Surgical releases of the finger release both the joint and one of the tendons that become scarred down. If both the flexor and extensor tendons are scarred down, they will need to be released at separate operations, again at least 3-4 months apart. Attempts to release both tendons at the same time usually results in failure of the procedure. The extensor tendon and any stiff joints are usually released first and the flexor tendons at a later time, if necessary.

The surgery is an outpatient procedure that is usually very successful and not very painful. However, the main issue is the serious time commitment required after surgery. Therapy usually starts the same day as surgery. Therapy is usually 5 days/week for 4 weeks, then 4 days/week for 4 weeks then 3 days/week for 4 weeks. That’s a big commitment.
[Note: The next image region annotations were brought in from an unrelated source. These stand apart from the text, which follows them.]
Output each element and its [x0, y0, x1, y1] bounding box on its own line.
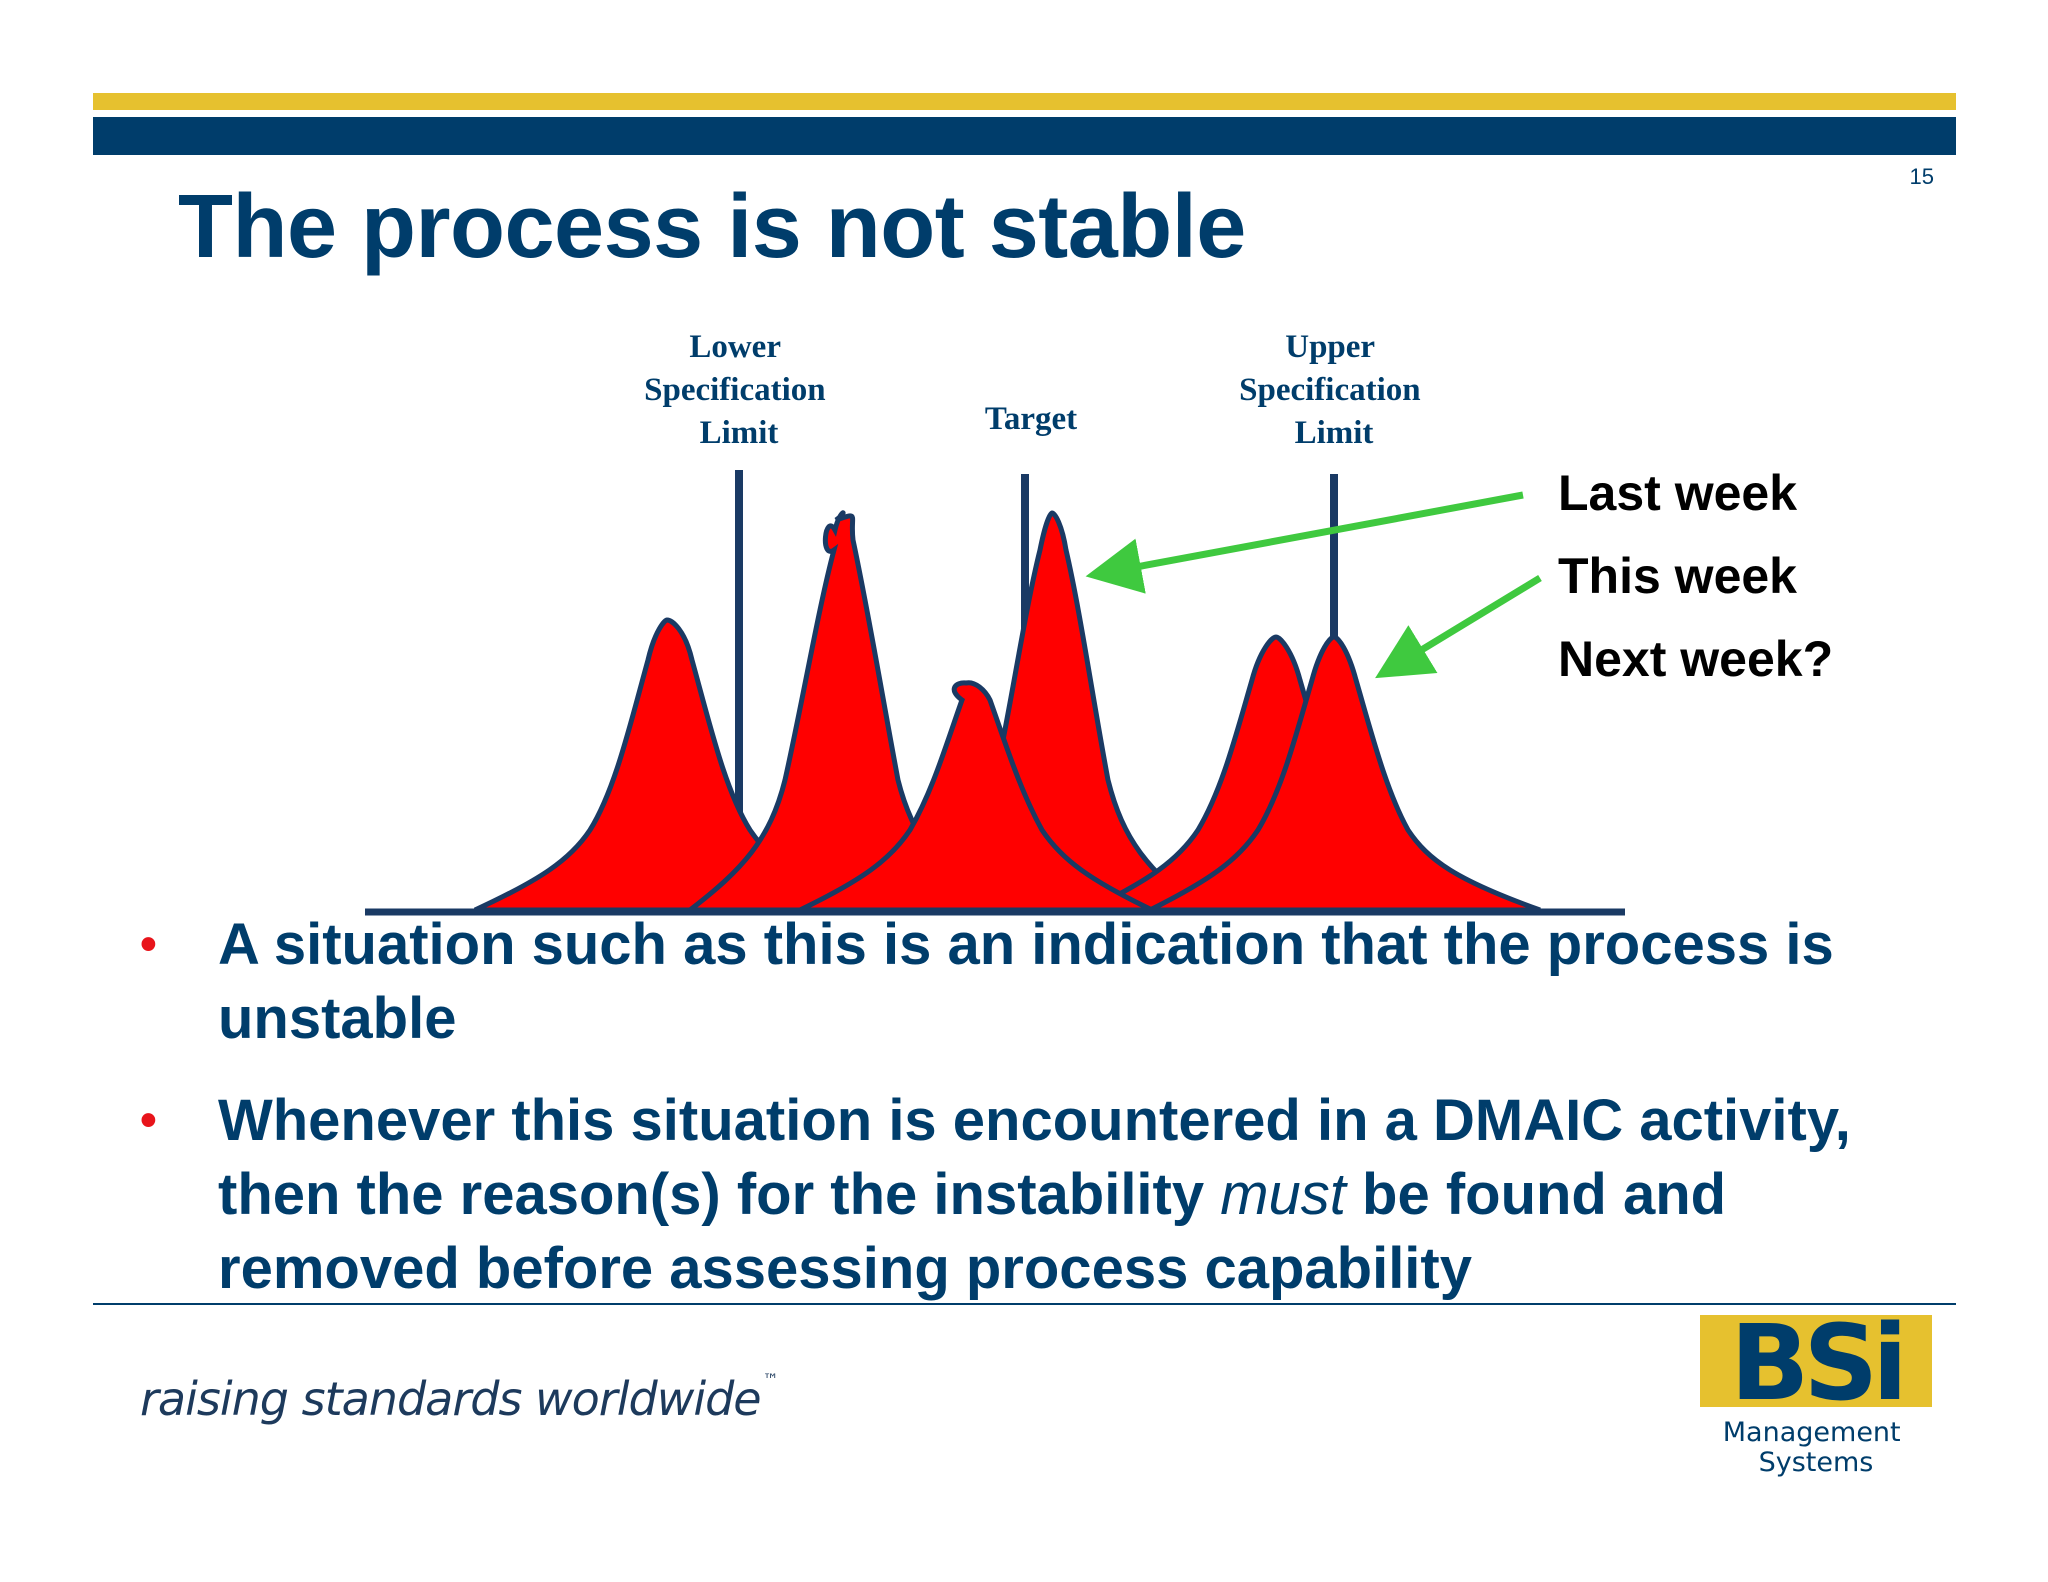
bullet-text: A situation such as this is an indicatio…	[218, 912, 1834, 1051]
logo-caption: Management Systems	[1723, 1417, 1909, 1478]
legend-last-week: Last week	[1558, 465, 1797, 521]
logo-wordmark: BSi	[1730, 1313, 1902, 1424]
legend-next-week: Next week?	[1558, 631, 1833, 687]
trademark-mark: ™	[762, 1370, 779, 1389]
lsl-label: Lower Specification Limit	[644, 329, 834, 451]
bullet-text-end: be found and removed before assessing pr…	[218, 1162, 1727, 1301]
bsi-logo: BSi Management Systems	[1700, 1313, 1932, 1478]
bullet-emphasis: must	[1220, 1162, 1346, 1227]
bullet-marker: •	[140, 918, 157, 971]
bullet-item: • A situation such as this is an indicat…	[140, 908, 1900, 1056]
header-navy-bar	[93, 117, 1956, 155]
bullet-item: • Whenever this situation is encountered…	[140, 1084, 1900, 1306]
footer-tagline: raising standards worldwide ™	[140, 1370, 779, 1426]
slide-title: The process is not stable	[178, 177, 1246, 277]
bullet-list: • A situation such as this is an indicat…	[140, 908, 1900, 1334]
arrow-last-week	[1085, 491, 1524, 594]
usl-label: Upper Specification Limit	[1239, 329, 1429, 451]
bullet-marker: •	[140, 1094, 157, 1147]
bullet-text-start: Whenever this situation is encountered i…	[218, 1088, 1851, 1227]
distribution-curve	[473, 617, 867, 913]
distribution-curve	[1148, 634, 1541, 913]
footer-rule	[93, 1303, 1956, 1305]
target-label: Target	[985, 401, 1077, 437]
arrow-this-week	[1375, 575, 1542, 679]
distribution-curve	[798, 680, 1154, 913]
distribution-curve	[682, 510, 998, 913]
header-gold-bar	[93, 93, 1956, 110]
legend-this-week: This week	[1558, 548, 1797, 604]
slide-number: 15	[1909, 164, 1934, 189]
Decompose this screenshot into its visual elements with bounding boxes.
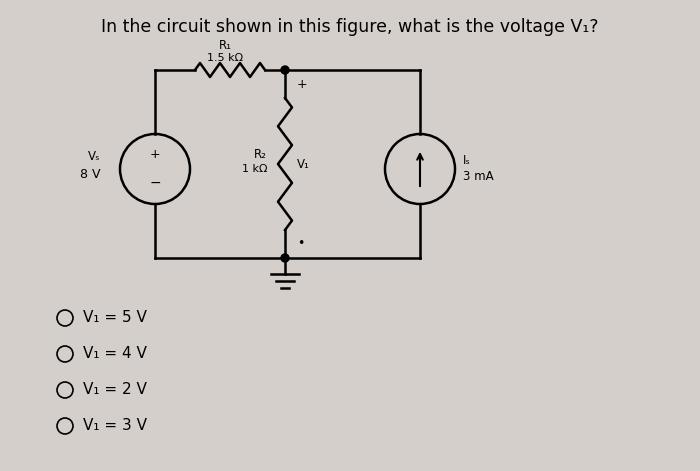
Circle shape bbox=[281, 254, 289, 262]
Text: R₁: R₁ bbox=[218, 39, 232, 52]
Text: R₂: R₂ bbox=[254, 147, 267, 161]
Text: V₁: V₁ bbox=[297, 157, 310, 171]
Text: •: • bbox=[297, 236, 304, 250]
Text: 3 mA: 3 mA bbox=[463, 171, 494, 184]
Text: V₁ = 2 V: V₁ = 2 V bbox=[83, 382, 147, 398]
Text: 1 kΩ: 1 kΩ bbox=[241, 164, 267, 174]
Text: +: + bbox=[150, 148, 160, 162]
Text: 1.5 kΩ: 1.5 kΩ bbox=[207, 53, 243, 63]
Circle shape bbox=[281, 66, 289, 74]
Text: 8 V: 8 V bbox=[80, 169, 100, 181]
Text: V₁ = 5 V: V₁ = 5 V bbox=[83, 310, 147, 325]
Text: V₁ = 3 V: V₁ = 3 V bbox=[83, 419, 147, 433]
Text: In the circuit shown in this figure, what is the voltage V₁?: In the circuit shown in this figure, wha… bbox=[102, 18, 598, 36]
Text: V₁ = 4 V: V₁ = 4 V bbox=[83, 347, 147, 362]
Text: Vₛ: Vₛ bbox=[88, 151, 100, 163]
Text: +: + bbox=[297, 79, 307, 91]
Text: −: − bbox=[149, 176, 161, 190]
Text: Iₛ: Iₛ bbox=[463, 154, 470, 168]
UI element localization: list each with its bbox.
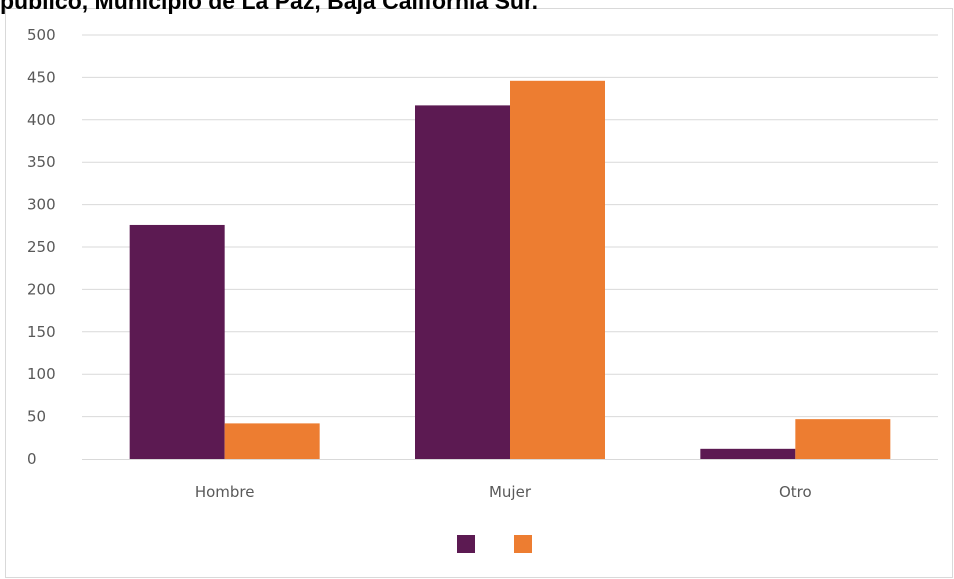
bar-otro-series-2 <box>795 419 891 459</box>
y-tick-label: 400 <box>27 111 56 129</box>
legend-swatch-series-2 <box>514 535 532 553</box>
y-tick-label: 100 <box>27 365 56 383</box>
y-tick-label: 450 <box>27 68 56 86</box>
y-tick-label: 150 <box>27 323 56 341</box>
bar-mujer-series-1 <box>415 105 510 459</box>
legend <box>457 535 532 553</box>
y-tick-label: 300 <box>27 196 56 214</box>
x-tick-label: Hombre <box>195 483 255 501</box>
y-tick-label: 200 <box>27 280 56 298</box>
y-tick-label: 500 <box>27 26 56 44</box>
bars <box>129 80 891 460</box>
bar-hombre-series-2 <box>224 423 320 459</box>
bar-mujer-series-2 <box>510 80 605 460</box>
y-axis-tick-labels: 0 50 100 150 200 250 300 350 400 450 500 <box>27 26 56 468</box>
bar-hombre-series-1 <box>129 224 225 459</box>
chart-title: público, Municipio de La Paz, Baja Calif… <box>0 0 539 14</box>
y-tick-label: 0 <box>27 450 37 468</box>
y-tick-label: 50 <box>27 408 46 426</box>
y-tick-label: 350 <box>27 153 56 171</box>
x-tick-label: Otro <box>779 483 812 501</box>
legend-swatch-series-1 <box>457 535 475 553</box>
x-tick-label: Mujer <box>489 483 532 501</box>
bar-otro-series-1 <box>700 448 796 459</box>
y-tick-label: 250 <box>27 238 56 256</box>
x-axis-tick-labels: Hombre Mujer Otro <box>195 483 812 501</box>
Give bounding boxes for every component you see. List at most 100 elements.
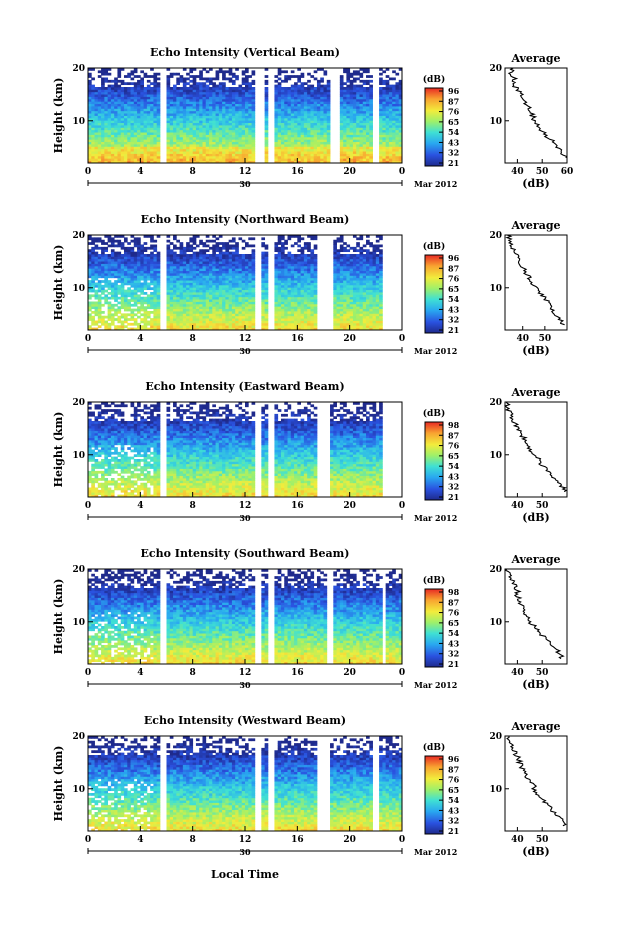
heatmap-cell: [323, 91, 328, 95]
heatmap-cell: [110, 103, 115, 107]
heatmap-cell: [192, 306, 197, 310]
heatmap-cell: [274, 141, 279, 145]
heatmap-cell: [127, 303, 131, 307]
heatmap-cell: [388, 136, 393, 140]
heatmap-cell: [153, 113, 158, 116]
heatmap-cell: [182, 327, 187, 331]
heatmap-cell: [398, 89, 403, 93]
heatmap-cell: [339, 101, 344, 105]
heatmap-cell: [274, 308, 279, 312]
heatmap-cell: [343, 101, 347, 105]
heatmap-cell: [179, 127, 184, 131]
heatmap-cell: [94, 153, 99, 157]
heatmap-cell: [339, 153, 344, 157]
heatmap-cell: [238, 308, 243, 312]
heatmap-cell: [91, 284, 95, 288]
heatmap-cell: [297, 108, 301, 112]
heatmap-cell: [192, 327, 197, 331]
heatmap-cell: [202, 275, 207, 279]
heatmap-cell: [169, 139, 174, 143]
heatmap-cell: [146, 144, 151, 147]
heatmap-cell: [114, 84, 118, 88]
heatmap-cell: [222, 127, 226, 131]
heatmap-cell: [218, 136, 223, 140]
heatmap-cell: [280, 132, 285, 135]
heatmap-cell: [195, 134, 200, 138]
heatmap-cell: [294, 318, 298, 321]
heatmap-cell: [316, 139, 321, 143]
heatmap-cell: [215, 106, 220, 109]
heatmap-cell: [372, 303, 377, 307]
heatmap-cell: [238, 318, 243, 321]
heatmap-cell: [150, 277, 154, 281]
heatmap-cell: [94, 327, 99, 331]
heatmap-cell: [294, 325, 298, 329]
heatmap-cell: [143, 125, 148, 128]
heatmap-cell: [94, 158, 99, 162]
heatmap-cell: [287, 299, 292, 302]
heatmap-cell: [349, 289, 354, 293]
heatmap-cell: [91, 146, 95, 150]
heatmap-cell: [339, 115, 344, 119]
heatmap-cell: [146, 106, 151, 109]
heatmap-cell: [228, 148, 233, 152]
heatmap-cell: [231, 273, 236, 276]
heatmap-cell: [156, 315, 161, 319]
heatmap-cell: [392, 106, 396, 109]
heatmap-cell: [379, 148, 383, 152]
heatmap-cell: [245, 313, 249, 317]
heatmap-cell: [179, 148, 184, 152]
heatmap-cell: [307, 98, 311, 102]
heatmap-cell: [303, 139, 308, 143]
heatmap-cell: [127, 101, 131, 105]
heatmap-cell: [156, 320, 161, 324]
heatmap-cell: [202, 151, 207, 154]
heatmap-cell: [130, 122, 135, 126]
heatmap-cell: [313, 294, 318, 298]
heatmap-cell: [104, 134, 109, 138]
heatmap-cell: [117, 108, 122, 112]
heatmap-cell: [294, 127, 298, 131]
heatmap-cell: [186, 120, 190, 124]
heatmap-cell: [359, 115, 364, 119]
heatmap-cell: [156, 270, 161, 274]
heatmap-cell: [349, 294, 354, 298]
heatmap-cell: [261, 327, 266, 331]
heatmap-cell: [392, 70, 396, 74]
heatmap-cell: [359, 91, 364, 95]
heatmap-cell: [117, 311, 122, 314]
heatmap-cell: [388, 132, 393, 135]
heatmap-cell: [91, 89, 95, 93]
heatmap-cell: [277, 122, 282, 126]
heatmap-cell: [179, 280, 184, 283]
heatmap-cell: [114, 311, 118, 314]
heatmap-cell: [94, 98, 99, 102]
heatmap-cell: [326, 87, 331, 90]
heatmap-cell: [173, 270, 177, 274]
heatmap-cell: [310, 139, 315, 143]
heatmap-cell: [94, 132, 99, 135]
heatmap-cell: [297, 129, 301, 133]
heatmap-cell: [117, 110, 122, 114]
heatmap-cell: [91, 273, 95, 276]
heatmap-cell: [307, 280, 311, 283]
heatmap-cell: [320, 89, 324, 93]
heatmap-cell: [192, 89, 197, 93]
heatmap-cell: [294, 153, 298, 157]
heatmap-cell: [153, 155, 158, 159]
heatmap-cell: [192, 322, 197, 326]
heatmap-cell: [310, 84, 315, 88]
heatmap-cell: [287, 294, 292, 298]
heatmap-cell: [97, 136, 102, 140]
heatmap-cell: [343, 148, 347, 152]
heatmap-cell: [388, 144, 393, 147]
heatmap-cell: [169, 155, 174, 159]
heatmap-cell: [166, 289, 171, 293]
heatmap-cell: [146, 98, 151, 102]
heatmap-cell: [264, 146, 269, 150]
heatmap-cell: [169, 296, 174, 300]
heatmap-cell: [104, 103, 109, 107]
heatmap-cell: [264, 68, 269, 71]
heatmap-cell: [205, 139, 210, 143]
heatmap-cell: [133, 301, 138, 305]
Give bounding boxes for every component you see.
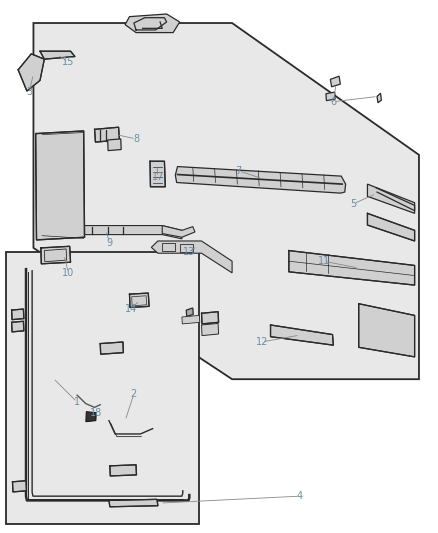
Polygon shape (162, 243, 175, 251)
Polygon shape (41, 246, 71, 264)
Polygon shape (95, 127, 120, 142)
Polygon shape (150, 161, 165, 187)
Polygon shape (110, 465, 137, 476)
Polygon shape (49, 216, 69, 227)
Polygon shape (381, 333, 394, 344)
Text: 17: 17 (152, 172, 164, 182)
Polygon shape (12, 321, 24, 332)
Polygon shape (359, 304, 415, 357)
Text: 10: 10 (62, 268, 74, 278)
Polygon shape (326, 92, 335, 101)
Polygon shape (367, 213, 415, 241)
Text: 9: 9 (107, 238, 113, 247)
Text: 12: 12 (256, 337, 268, 347)
Polygon shape (289, 251, 415, 285)
Text: 7: 7 (236, 166, 242, 176)
Polygon shape (182, 316, 200, 324)
Polygon shape (41, 190, 61, 203)
Text: 6: 6 (330, 96, 336, 107)
Polygon shape (108, 139, 121, 151)
Polygon shape (130, 293, 149, 308)
Polygon shape (180, 244, 193, 252)
Polygon shape (49, 157, 56, 166)
Polygon shape (109, 499, 158, 507)
Polygon shape (151, 241, 232, 273)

Some people need less, but that’s not something to count on until after hand therapy is begun and it’s seen how finger motion progresses. The goal is to maintain the motion attained surgically. A home program is performed 7 days/week for many months, often for a year.

In summary, stiff fingers can usually be mobilized and good function regained. But it’s a lot of work, and a big commitment as far as time and effort from the patient. As for most things in life, dedication and persistence are the keys.